I don't have to explain to him about the voices, he knows exactly what I am talking about. "Why didn't you say something?"

"Because everyone thinks I'm ok." I roll my eyes. "The stupid doctor...he's a quack. He doesn't know what he is talking about. I keep trying to tell him and it's like he only wants the money it has nothing to do with who I am. I want Sarah back at least she understands me."

His expression changes to sadness, "You want to go back there?"

I close my eyes for only a second. I have to be honest. "Not to live...just for therapy.

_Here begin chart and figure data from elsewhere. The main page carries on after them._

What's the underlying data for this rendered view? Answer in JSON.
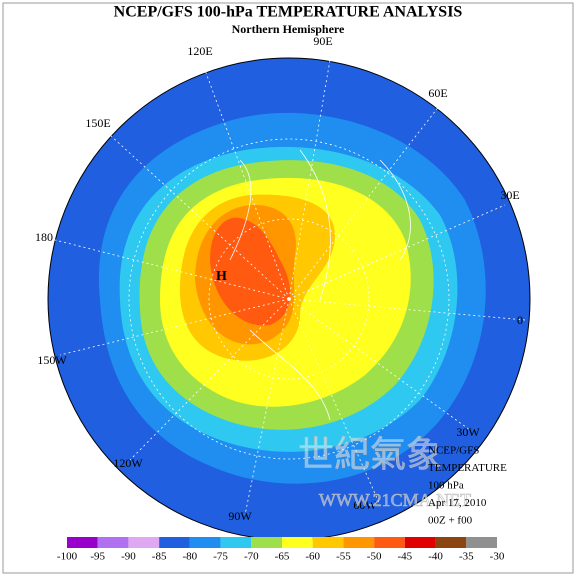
{
  "header": {
    "title": "NCEP/GFS 100-hPa TEMPERATURE ANALYSIS",
    "subtitle": "Northern Hemisphere"
  },
  "map": {
    "longitude_labels": [
      "90E",
      "120E",
      "60E",
      "150E",
      "30E",
      "180",
      "0",
      "150W",
      "30W",
      "120W",
      "60W",
      "90W"
    ],
    "high_label": "H",
    "info": [
      "NCEP/GFS",
      "TEMPERATURE",
      "100 hPa",
      "Apr 17, 2010",
      "00Z + f00"
    ],
    "watermark": [
      "世紀氣象",
      "WWW.21CMA.NET"
    ]
  },
  "legend": {
    "ticks": [
      -100,
      -95,
      -90,
      -85,
      -80,
      -75,
      -70,
      -65,
      -60,
      -55,
      -50,
      -45,
      -40,
      -35,
      -30
    ],
    "colors": [
      "#9900cc",
      "#b070f0",
      "#e0a8f0",
      "#1f5fe0",
      "#1f8ef0",
      "#2ec8f0",
      "#9fe04a",
      "#ffff20",
      "#ffc800",
      "#ff9600",
      "#ff5a10",
      "#e00000",
      "#8b4513",
      "#909090"
    ]
  }
}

It's getting worse and the pills aren't helping any." I fight back the tears. "Dad you asked me to be truthful and honest with you. I am trying. I want to get better, I do but it's not looking good for the home team."

"Wow!" He lets out a very long sigh. He nods his head in understanding. "Ok I'll call her first thing in the morning and see what we can do."

"And Zayden?"

He huffs, "I'll talk to your mom and see what arrangements we can come up with. You really love him uh?"

"More than anything."

"Can I ask why?"

I close my eyes and think of him. I picture him in my mind. I open my eyes and look my at my dad dead in the eyes. "Because he understands me. He doesn't judge me. He doesn't force me into taking things to hurt myself. He cares about me. He would probably even die to protect me and he doesn't mind the voices in my head."

"Well then...sounds like you are in love."